Bologna purtroppo è cambiata moltissimo. Paradosslamente 20 anni fa aveva più attenzione per l’innovazione. Ricordo soltanto che la fibra ottica di Fastweb dopo Milano è arrivata qui perché la città era già cablata grazie al progetto Socrate. Ma le ultime due giunte si sono preoccupate di altro, adesso puntano sulla città del food e tutti i miei tentativi continui di coinvolgere sindaci e assessori sono stati inutili nonostante gli stimoli non siano mancati.
L’anno scorso durante il lancio di iPhone5 Tim Cook aprì il Keynote con un video ambientato a Bologna su un ragazzo che aveva sviluppato un’app per i non vedenti, visto che Bologna è la città più friendly per i ciechi. Rimanemmo tutti sbalorditi…ma cademmo nel ridicolo. Si accorgono a Cupertino dei nostri talenti e qui non facciamo nulla per coltivarli e valorizzarli! L’amministrazione non fece nulla per cavalcare questo momento di visibilità perché si è sempre disinteressata della città digitale, presa dalle sagre del tortellino e della mortadella, con tutto il rispetto per il food.

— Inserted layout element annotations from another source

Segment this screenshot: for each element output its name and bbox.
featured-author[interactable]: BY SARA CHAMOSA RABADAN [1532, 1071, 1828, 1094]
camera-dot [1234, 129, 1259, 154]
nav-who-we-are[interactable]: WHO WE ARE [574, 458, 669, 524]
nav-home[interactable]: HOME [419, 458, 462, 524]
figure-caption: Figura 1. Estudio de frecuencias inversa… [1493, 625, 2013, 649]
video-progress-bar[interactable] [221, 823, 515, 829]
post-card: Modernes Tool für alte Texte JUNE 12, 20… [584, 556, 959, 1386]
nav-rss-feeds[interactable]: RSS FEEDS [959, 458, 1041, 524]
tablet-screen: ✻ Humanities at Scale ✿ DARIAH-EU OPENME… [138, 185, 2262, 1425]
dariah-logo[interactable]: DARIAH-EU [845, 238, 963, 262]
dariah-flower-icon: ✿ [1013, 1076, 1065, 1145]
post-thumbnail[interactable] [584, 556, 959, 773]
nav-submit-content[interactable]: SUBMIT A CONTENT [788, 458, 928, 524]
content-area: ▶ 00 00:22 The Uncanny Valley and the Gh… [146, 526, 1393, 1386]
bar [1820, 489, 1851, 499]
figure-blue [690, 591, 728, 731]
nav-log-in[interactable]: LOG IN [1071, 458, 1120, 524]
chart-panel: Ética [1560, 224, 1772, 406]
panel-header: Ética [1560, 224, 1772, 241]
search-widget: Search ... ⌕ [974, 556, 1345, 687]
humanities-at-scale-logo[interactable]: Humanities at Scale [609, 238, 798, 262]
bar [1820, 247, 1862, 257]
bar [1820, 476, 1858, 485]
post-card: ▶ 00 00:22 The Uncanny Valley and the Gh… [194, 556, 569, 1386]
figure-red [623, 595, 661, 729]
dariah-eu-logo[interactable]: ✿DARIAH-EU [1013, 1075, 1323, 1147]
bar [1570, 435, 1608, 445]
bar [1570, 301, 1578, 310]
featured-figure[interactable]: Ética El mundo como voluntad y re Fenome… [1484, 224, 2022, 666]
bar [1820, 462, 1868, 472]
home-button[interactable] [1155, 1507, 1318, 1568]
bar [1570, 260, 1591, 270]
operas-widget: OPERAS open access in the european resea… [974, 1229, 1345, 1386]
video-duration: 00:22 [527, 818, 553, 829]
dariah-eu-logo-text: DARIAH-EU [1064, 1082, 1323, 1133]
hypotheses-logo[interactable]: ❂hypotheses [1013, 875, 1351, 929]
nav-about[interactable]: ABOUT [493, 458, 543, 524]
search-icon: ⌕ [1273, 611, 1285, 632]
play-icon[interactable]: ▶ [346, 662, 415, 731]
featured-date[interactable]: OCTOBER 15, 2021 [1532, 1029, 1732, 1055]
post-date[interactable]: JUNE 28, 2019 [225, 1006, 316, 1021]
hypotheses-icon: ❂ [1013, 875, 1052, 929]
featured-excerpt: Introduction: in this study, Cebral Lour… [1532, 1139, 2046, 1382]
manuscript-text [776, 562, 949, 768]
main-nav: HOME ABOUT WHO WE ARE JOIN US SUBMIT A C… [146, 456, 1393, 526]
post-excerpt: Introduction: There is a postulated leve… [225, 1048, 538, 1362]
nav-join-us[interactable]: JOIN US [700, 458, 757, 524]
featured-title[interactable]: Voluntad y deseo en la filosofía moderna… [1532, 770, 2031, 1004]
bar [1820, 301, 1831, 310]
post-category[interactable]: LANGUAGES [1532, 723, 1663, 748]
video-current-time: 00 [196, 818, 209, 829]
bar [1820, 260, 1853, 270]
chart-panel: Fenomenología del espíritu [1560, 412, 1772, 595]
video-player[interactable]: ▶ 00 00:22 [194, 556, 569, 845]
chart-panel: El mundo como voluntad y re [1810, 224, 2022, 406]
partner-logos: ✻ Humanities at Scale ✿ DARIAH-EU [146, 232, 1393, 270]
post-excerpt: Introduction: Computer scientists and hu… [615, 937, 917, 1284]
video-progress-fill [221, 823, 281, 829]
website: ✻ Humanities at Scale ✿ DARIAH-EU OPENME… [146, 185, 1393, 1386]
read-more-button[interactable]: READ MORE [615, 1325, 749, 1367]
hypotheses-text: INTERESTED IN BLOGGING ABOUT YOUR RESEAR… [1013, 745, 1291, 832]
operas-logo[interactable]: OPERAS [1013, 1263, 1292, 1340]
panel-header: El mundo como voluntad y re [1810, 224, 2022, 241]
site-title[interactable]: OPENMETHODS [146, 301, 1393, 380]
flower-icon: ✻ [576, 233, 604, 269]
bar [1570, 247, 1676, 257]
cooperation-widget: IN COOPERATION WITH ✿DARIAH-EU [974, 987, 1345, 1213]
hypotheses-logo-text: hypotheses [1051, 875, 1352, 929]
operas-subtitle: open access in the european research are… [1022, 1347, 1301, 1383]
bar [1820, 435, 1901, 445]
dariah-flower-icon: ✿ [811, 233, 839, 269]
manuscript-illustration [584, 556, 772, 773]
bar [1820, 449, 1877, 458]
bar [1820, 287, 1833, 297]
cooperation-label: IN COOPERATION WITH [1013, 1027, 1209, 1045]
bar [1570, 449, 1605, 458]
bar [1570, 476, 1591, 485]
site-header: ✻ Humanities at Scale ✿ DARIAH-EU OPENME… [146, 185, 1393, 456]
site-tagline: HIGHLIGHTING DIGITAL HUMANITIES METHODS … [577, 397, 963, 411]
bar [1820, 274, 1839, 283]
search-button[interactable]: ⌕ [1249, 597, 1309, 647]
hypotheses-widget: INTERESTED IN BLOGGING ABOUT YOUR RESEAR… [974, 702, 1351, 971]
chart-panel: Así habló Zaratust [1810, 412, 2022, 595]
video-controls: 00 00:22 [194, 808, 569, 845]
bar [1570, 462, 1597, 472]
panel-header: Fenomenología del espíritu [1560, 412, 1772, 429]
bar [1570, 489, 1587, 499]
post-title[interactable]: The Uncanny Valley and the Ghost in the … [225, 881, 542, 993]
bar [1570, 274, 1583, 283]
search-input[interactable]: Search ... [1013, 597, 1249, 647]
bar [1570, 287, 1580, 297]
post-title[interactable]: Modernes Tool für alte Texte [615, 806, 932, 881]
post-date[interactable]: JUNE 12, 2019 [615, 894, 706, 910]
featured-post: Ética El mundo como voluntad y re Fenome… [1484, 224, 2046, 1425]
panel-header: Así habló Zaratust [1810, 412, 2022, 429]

Quando sono venuti i fondatori di Google a ritirare il premio della Fondazione Marconi sono rimasti stupiti dalla bellezza della città. Qui ha vissuto per dieci anni Eric Schmidt, il cui padre insegnava alla John Hopkins. Quando porto i miei ospiti americani o inglesi a Sasso Marconi restano a bocca aperta: solo l’idea che il primo segnale radio sia stato lanciato da qui, che qui siano nate le telecomunicazioni moderne li affascina ma purtroppo lascia indifferenti i nostri amministratori. Abbiamo una storia incredibile ma non siamo stati in grado di usarla e attualizzarla. L’anno scorso ho lanciato i summer internship: vieni tre mesi a lavorare con noi, ti diamo vitto e alloggio. Ho avuto 47 application da America, India e Cina. Ho preso un indiano e cinese e quando è finito il trimestre non volevano andarsene più. Questa capacità di attrazione per non è stata sfruttata. Così Treviso ha creato il suo polo, e poi Milano, Roma e altre città in Italia.

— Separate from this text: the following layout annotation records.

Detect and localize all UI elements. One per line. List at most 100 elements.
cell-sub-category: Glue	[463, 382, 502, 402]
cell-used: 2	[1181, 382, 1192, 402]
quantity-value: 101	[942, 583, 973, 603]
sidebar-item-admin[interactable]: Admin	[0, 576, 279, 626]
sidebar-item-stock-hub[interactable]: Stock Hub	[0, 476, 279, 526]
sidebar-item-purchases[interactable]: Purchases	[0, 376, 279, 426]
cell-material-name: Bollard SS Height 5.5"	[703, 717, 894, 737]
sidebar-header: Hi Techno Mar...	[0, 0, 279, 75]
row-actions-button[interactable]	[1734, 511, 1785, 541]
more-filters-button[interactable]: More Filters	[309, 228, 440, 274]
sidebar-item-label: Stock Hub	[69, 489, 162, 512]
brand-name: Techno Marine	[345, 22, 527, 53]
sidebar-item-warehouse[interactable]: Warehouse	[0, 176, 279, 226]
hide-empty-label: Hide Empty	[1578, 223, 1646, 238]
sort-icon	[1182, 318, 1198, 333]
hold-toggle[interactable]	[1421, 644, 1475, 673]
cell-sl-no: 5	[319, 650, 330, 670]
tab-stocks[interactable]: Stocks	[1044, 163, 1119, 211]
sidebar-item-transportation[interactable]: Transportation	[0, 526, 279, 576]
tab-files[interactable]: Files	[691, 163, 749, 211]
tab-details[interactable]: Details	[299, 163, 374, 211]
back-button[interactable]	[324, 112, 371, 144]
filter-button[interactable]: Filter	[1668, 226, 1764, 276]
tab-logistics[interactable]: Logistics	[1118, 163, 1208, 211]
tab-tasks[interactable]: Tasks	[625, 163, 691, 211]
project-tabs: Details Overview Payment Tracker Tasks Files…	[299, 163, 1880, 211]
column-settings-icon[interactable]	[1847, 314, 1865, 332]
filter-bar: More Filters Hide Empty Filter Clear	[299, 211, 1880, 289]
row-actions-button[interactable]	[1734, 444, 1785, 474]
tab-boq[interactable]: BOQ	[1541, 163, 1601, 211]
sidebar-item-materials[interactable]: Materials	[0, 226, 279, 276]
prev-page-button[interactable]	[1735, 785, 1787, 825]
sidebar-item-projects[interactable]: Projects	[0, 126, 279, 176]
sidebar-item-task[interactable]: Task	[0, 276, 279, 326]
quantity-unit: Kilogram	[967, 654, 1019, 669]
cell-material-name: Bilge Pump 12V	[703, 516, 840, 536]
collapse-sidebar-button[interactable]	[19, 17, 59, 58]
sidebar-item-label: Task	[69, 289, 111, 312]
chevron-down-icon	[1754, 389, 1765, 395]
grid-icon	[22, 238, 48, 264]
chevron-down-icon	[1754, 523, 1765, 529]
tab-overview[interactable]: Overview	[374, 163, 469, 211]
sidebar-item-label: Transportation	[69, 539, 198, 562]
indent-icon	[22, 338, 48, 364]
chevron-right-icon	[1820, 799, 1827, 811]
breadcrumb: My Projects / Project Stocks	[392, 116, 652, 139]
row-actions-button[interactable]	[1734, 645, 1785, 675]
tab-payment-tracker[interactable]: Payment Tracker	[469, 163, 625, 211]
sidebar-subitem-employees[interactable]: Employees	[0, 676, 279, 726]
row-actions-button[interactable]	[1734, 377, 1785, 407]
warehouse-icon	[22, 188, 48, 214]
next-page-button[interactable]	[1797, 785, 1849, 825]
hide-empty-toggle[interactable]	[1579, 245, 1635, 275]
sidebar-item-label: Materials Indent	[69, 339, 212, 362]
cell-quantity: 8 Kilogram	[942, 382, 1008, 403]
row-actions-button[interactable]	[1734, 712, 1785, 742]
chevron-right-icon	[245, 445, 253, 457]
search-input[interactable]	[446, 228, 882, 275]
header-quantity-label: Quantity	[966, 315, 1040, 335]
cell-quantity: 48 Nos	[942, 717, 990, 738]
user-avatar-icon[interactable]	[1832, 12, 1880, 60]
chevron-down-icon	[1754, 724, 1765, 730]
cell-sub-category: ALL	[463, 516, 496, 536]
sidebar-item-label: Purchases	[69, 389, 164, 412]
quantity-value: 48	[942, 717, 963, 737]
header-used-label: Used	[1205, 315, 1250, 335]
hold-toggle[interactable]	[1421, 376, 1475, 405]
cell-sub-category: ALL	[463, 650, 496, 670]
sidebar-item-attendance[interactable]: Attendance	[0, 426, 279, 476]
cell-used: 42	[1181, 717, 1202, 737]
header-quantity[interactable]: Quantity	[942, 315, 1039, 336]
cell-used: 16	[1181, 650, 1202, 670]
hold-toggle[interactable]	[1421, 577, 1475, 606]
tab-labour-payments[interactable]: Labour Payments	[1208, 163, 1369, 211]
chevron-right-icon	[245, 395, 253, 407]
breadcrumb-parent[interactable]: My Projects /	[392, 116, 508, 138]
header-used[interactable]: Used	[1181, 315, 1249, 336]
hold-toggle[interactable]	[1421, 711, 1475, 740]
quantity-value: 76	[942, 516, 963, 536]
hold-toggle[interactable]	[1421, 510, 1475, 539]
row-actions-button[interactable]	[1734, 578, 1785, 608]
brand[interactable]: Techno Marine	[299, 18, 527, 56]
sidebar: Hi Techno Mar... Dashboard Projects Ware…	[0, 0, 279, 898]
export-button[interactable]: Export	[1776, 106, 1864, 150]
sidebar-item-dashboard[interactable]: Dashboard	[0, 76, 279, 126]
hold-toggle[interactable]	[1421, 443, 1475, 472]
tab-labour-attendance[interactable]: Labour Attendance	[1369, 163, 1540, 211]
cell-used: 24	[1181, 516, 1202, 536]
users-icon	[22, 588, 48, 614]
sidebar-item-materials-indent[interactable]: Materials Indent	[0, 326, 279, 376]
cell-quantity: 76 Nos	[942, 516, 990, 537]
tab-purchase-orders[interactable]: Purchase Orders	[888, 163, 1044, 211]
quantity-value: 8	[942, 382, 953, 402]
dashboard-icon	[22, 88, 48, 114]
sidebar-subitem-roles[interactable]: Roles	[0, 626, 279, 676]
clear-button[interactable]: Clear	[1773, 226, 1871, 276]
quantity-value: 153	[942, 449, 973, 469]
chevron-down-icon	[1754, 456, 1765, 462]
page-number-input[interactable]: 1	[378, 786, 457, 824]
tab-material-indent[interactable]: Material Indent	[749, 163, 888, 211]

Per tutte queste ragioni dobbiamo dire grazie a Telecom Italia. E dobbiamo dare il benvenuto al nuovo acceleratore di WorkingCapital: per la prima volta sotto le due torri c’è uno spazio dove incontrarsi, discutere, creare qualcosa insieme. Succede per l’iniziativa di un’azienda privata, visto che le amministrazione locali non hanno risposto ad alcun appello negli anni scorsi nonostante la quantità di immobili pubblici vuoti. Con la famiglia Rieffeser abbiamo proposto un progetto e chiedevamo solo uno spazio ma non se n’è fatto nulla. Finalmente adesso c’è un centro di riferimento che permetterà di valorizzare la città digitale. E se c’è, è solo grazie all’iniziativa privata. Purtroppo.